NORFOLK, Va. - As we continue into hurricane season, people may have a tough choice to make: Stay in the path of a major storm or leave town and risk exposure to the coronavirus.
However, the typical storm preparations and travel plans we have seen executed in the past may not be the case for many families this year.
"In that interaction of leaving the region, during evacuation you’re going to expose yourself to a lot of different people, a lot of different places that you wouldn’t otherwise if you were sheltered in place," said Joshua Behr, an associate research professor at Old Dominion University's Virginia, Modeling, Analysis & Simulation Center.
With the coronavirus still spreading, research from Old Dominion Univeristy shows people may be staying put this hurricane season.
A study, which has been done for the past decade or so, surveys people all economic backgrounds, races, ethnicities and genders from Hampton Roads. It's called the "Life in Hampton Roads Survey," and this topic focuses specifically on hurricanes and COVID.
Of the 1,105 people surveyed, it's reported that, "if a major hurricane is forecast to hit Hampton Roads during this hurricane season, over half (55%) of survey respondents report they would not consider evacuating (29%) or were unsure about evacuating (26%).
In addition, a sizable majority would not consider (63%) or were unsure if they would go to a public shelter (19%). Among those residents who say they would not seek shelter, 70% cite concerns about potential exposure to COVID-19."
Behr questioned, "So, do you really want to go to a shelter? What reassurances do you have that those shelters are going to be sanitized and clean and social distancing is going to be enforced?"
Stocking up on disinfectant supplies and recruiting volunteers in shelters also poses a new challenge during a pandemic.
"Many of those volunteers are an older population. Well, what don't you want to do with an older population? You don't want to stick them right in the middle of crossing paths with dozens, if not scores of people, that enter a shelter on a daily basis," Behr said.
Another point to take note of is that people's financial situations are also unlike they've been in the past. Behr reports that families who may have experienced furloughs or firings in the past few months are less likely to evacuate. He said the process can be expensive.
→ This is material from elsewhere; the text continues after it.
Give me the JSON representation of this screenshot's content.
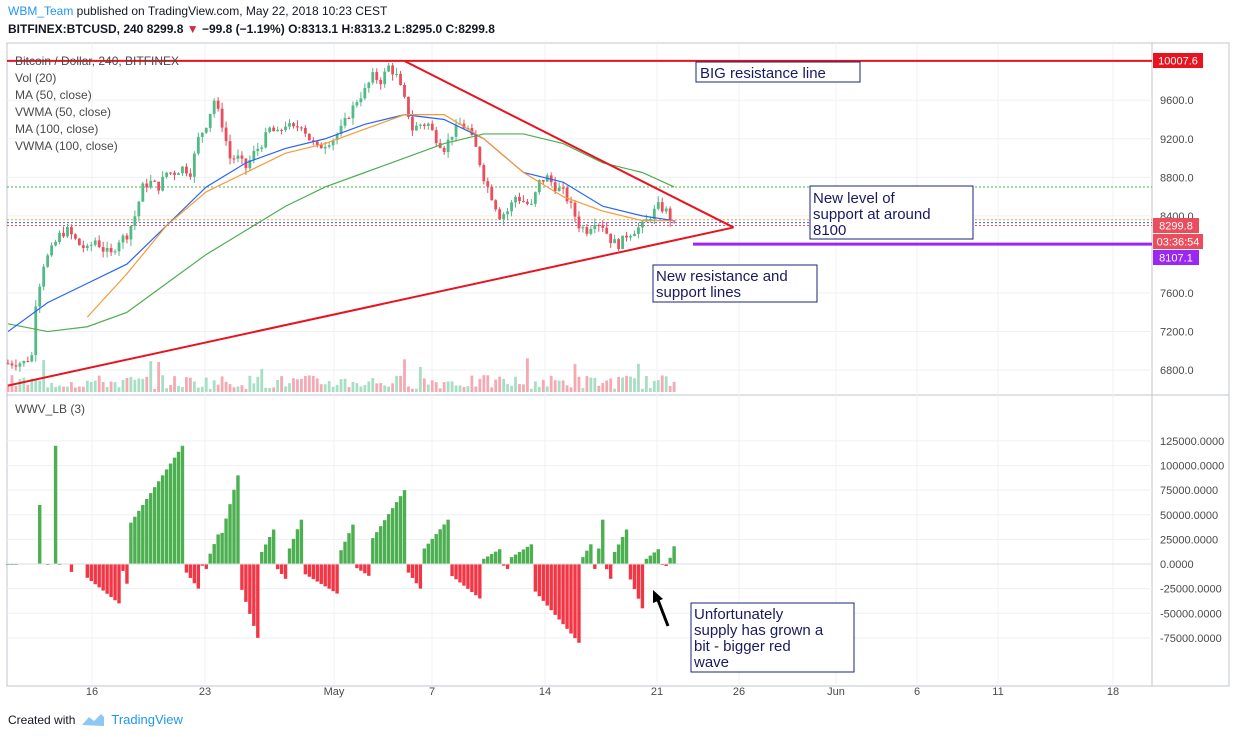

"[A lot of people are forced to work [until the last minute and] because of that delay, they pay a premium for that evacuation, they go farther and they pay more for the food and fuel and the shelter. So, the people that are least able to afford the evacuation are generally the ones that pay the most," Behr said.
According to the survey's findings, with fewer residents expected in public shelters and fewer residents planning to evacuate, there may be more people remaining in areas at risk of flooding during a severe storm.
These results help local and state leaders make safety plans based on the community's need and desire.